Screenrights collected a record $36m (A$37.7m) on behalf of film, television and radio rights holders in 2006/07 and, for the first time, this included retransmission royalties. These royalties amounted to $13.4m (A$14.1m), although the bulk will be paid to the makers of long-running series and serials.
'So far we've paid retransmission royalties on 818 movies but, according to our data, there are 14,931 movies in total to be paid from March 2001 to June 30, 2007,' Lake told Screendaily.com.
The pay-TV operators pay 23 cents (A24 cents) per subscriber per month for the five free-to-air channels. Screenrights buys in broadcast data to determine how the money should be distributed.
Screenrights also collects from the more than 10,000 schools and universities that have a licence from Screenrights to copy legally. Because they prefer to show movies without commercials, however, feature films only earn about three per cent of all educational collections.
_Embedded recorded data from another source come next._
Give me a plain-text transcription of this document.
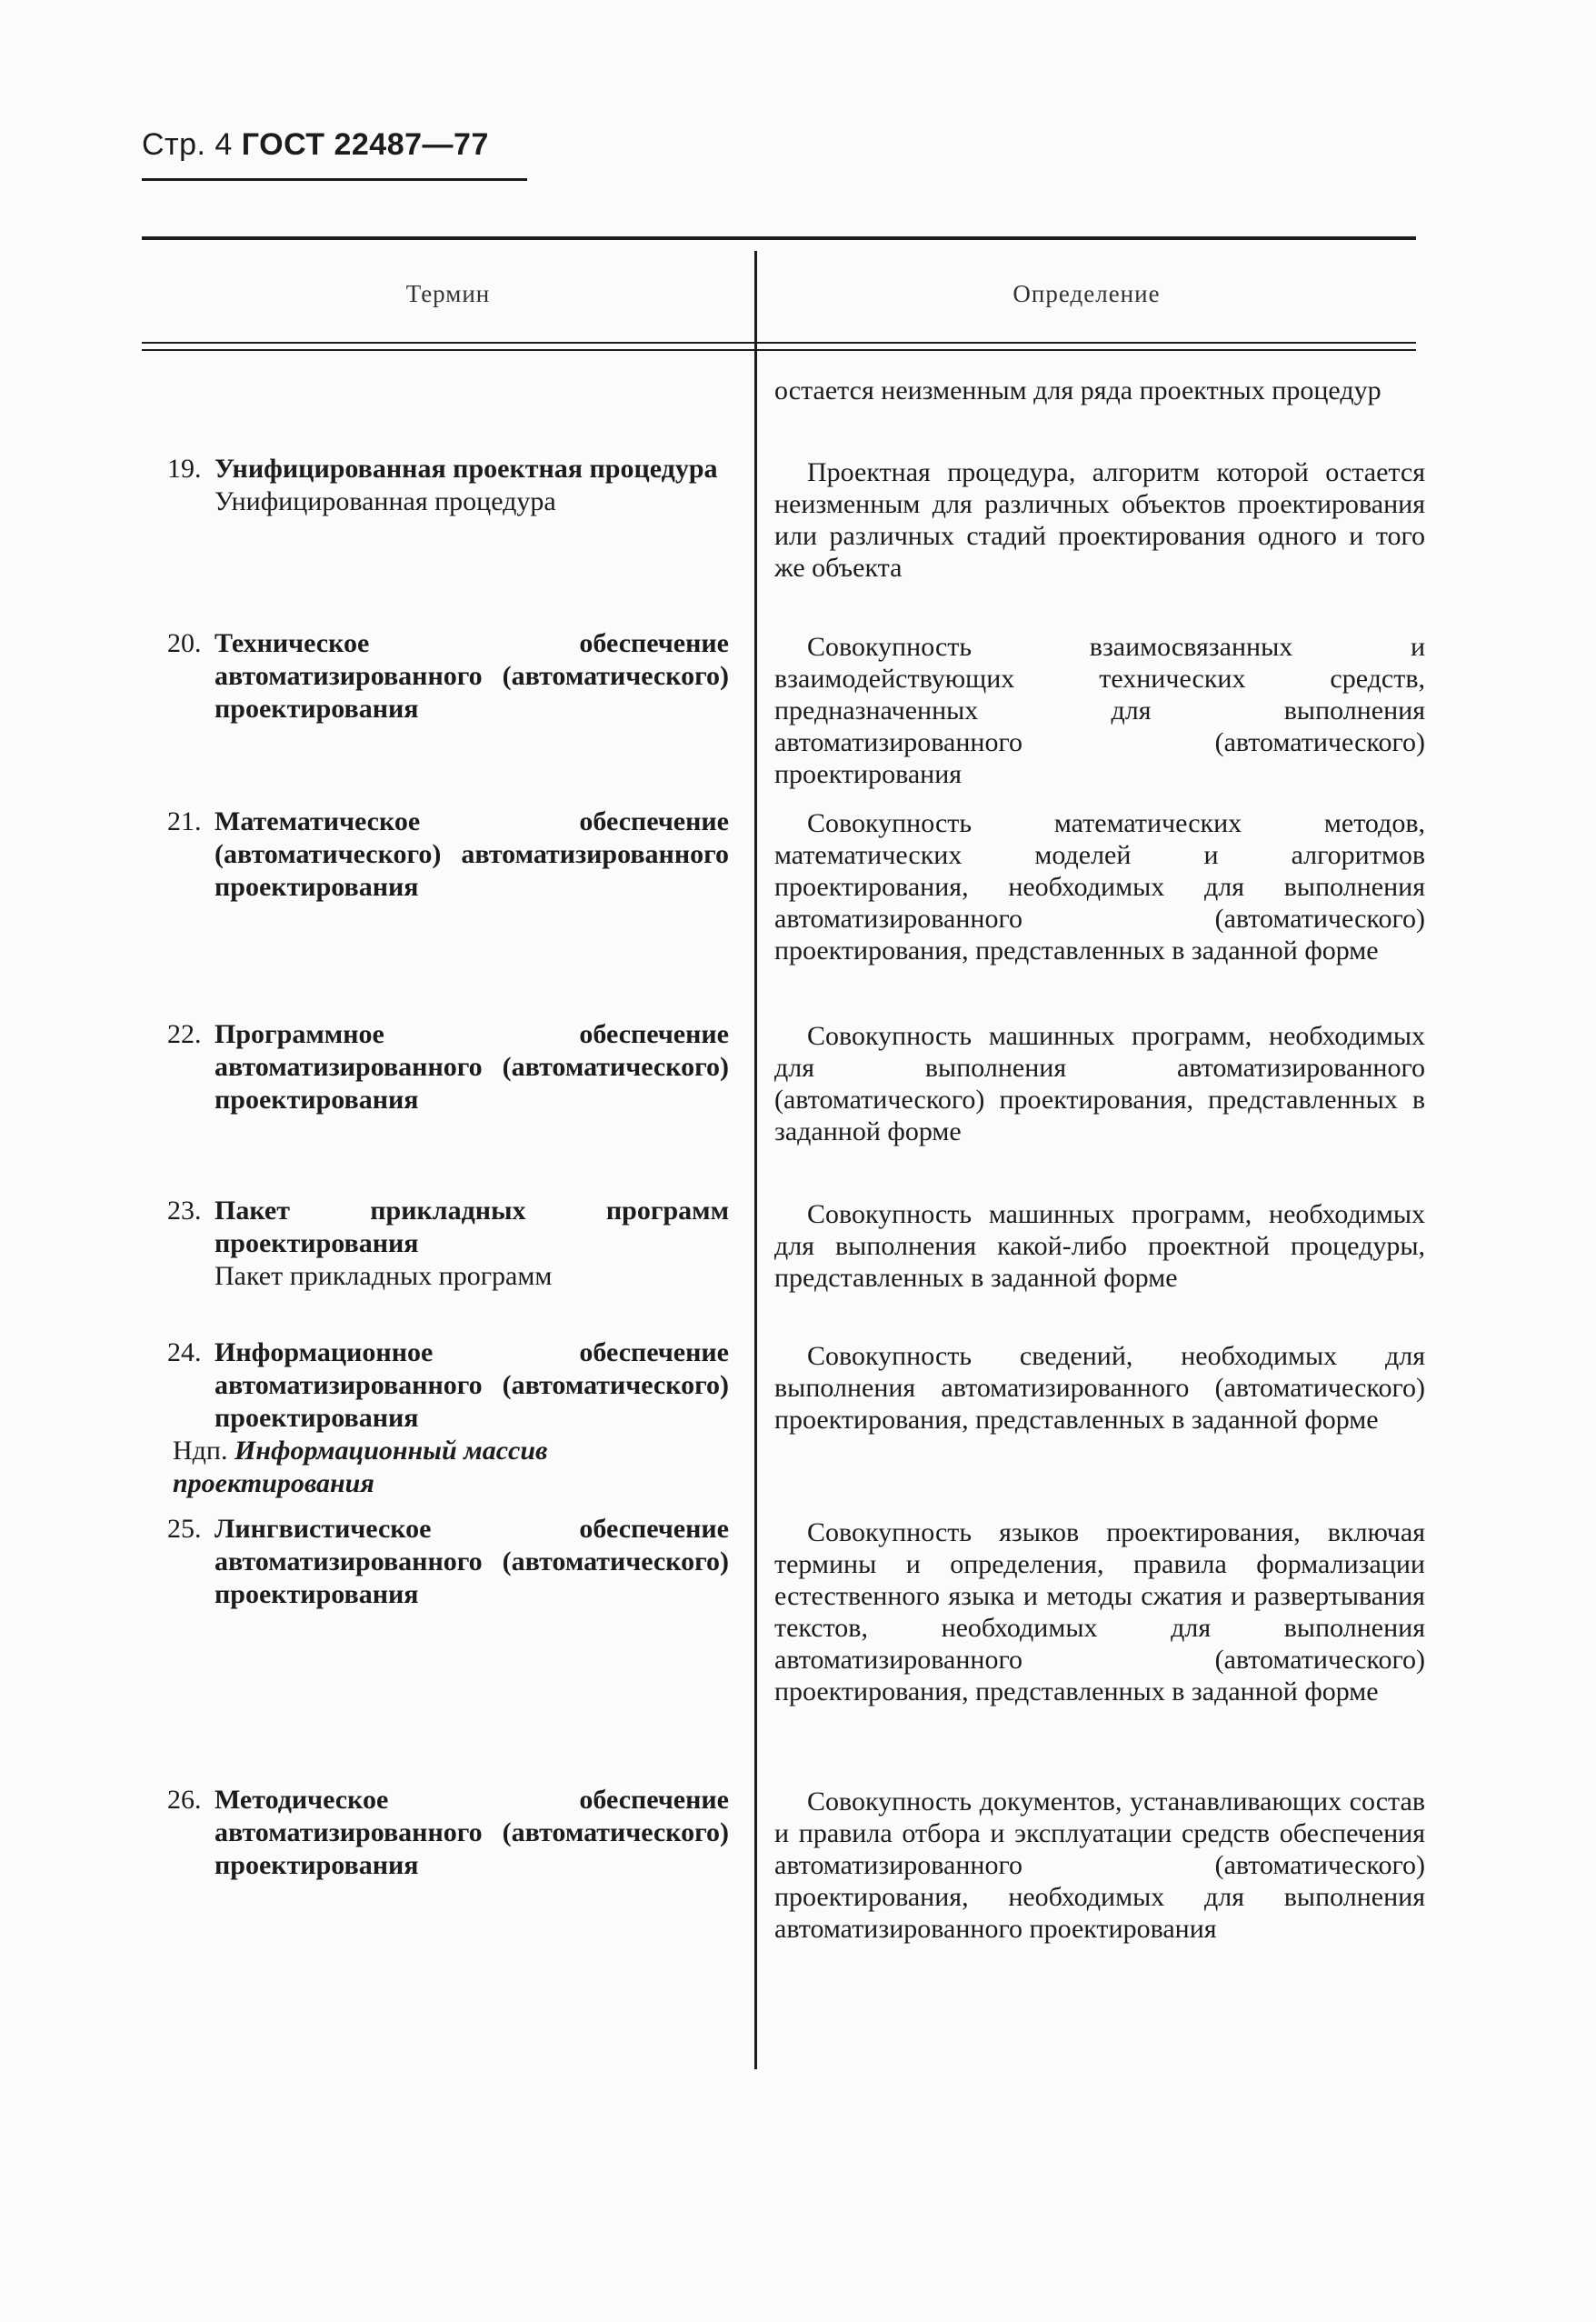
Стр. 4 ГОСТ 22487—77
Термин	Определение
остается неизменным для ряда проектных процедур
19. Унифицированная проектная процедура
Унифицированная процедура
Проектная процедура, алгоритм которой остается неизменным для различных объектов проектирования или различных стадий проектирования одного и того же объекта
20. Техническое обеспечение автоматизированного (автоматического) проектирования
Совокупность взаимосвязанных и взаимодействующих технических средств, предназначенных для выполнения автоматизированного (автоматического) проектирования
21. Математическое обеспечение (автоматического) автоматизированного проектирования
Совокупность математических методов, математических моделей и алгоритмов проектирования, необходимых для выполнения автоматизированного (автоматического) проектирования, представленных в заданной форме
22. Программное обеспечение автоматизированного (автоматического) проектирования
Совокупность машинных программ, необходимых для выполнения автоматизированного (автоматического) проектирования, представленных в заданной форме
23. Пакет прикладных программ проектирования
Пакет прикладных программ
Совокупность машинных программ, необходимых для выполнения какой-либо проектной процедуры, представленных в заданной форме
24. Информационное обеспечение автоматизированного (автоматического) проектирования
Ндп. Информационный массив проектирования
Совокупность сведений, необходимых для выполнения автоматизированного (автоматического) проектирования, представленных в заданной форме
25. Лингвистическое обеспечение автоматизированного (автоматического) проектирования
Совокупность языков проектирования, включая термины и определения, правила формализации естественного языка и методы сжатия и развертывания текстов, необходимых для выполнения автоматизированного (автоматического) проектирования, представленных в заданной форме
26. Методическое обеспечение автоматизированного (автоматического) проектирования
Совокупность документов, устанавливающих состав и правила отбора и эксплуатации средств обеспечения автоматизированного (автоматического) проектирования, необходимых для выполнения автоматизированного проектирования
Podcast and vodcast royalties are also payable to Screenrights when educators copy programmes from the websites of broadcasters. However, no features are yet offered on these sites in Australia.
Screenrights represents about 2,800 producers, distributors, sales agents, broadcasters and rightsholders from all around the world. All members have to register each title in which they have rights in order to be paid.
About 68% of royalties go to owners of the film, 22% to the underlying literary or dramatic work, and the remainder to various rights within the soundtrack.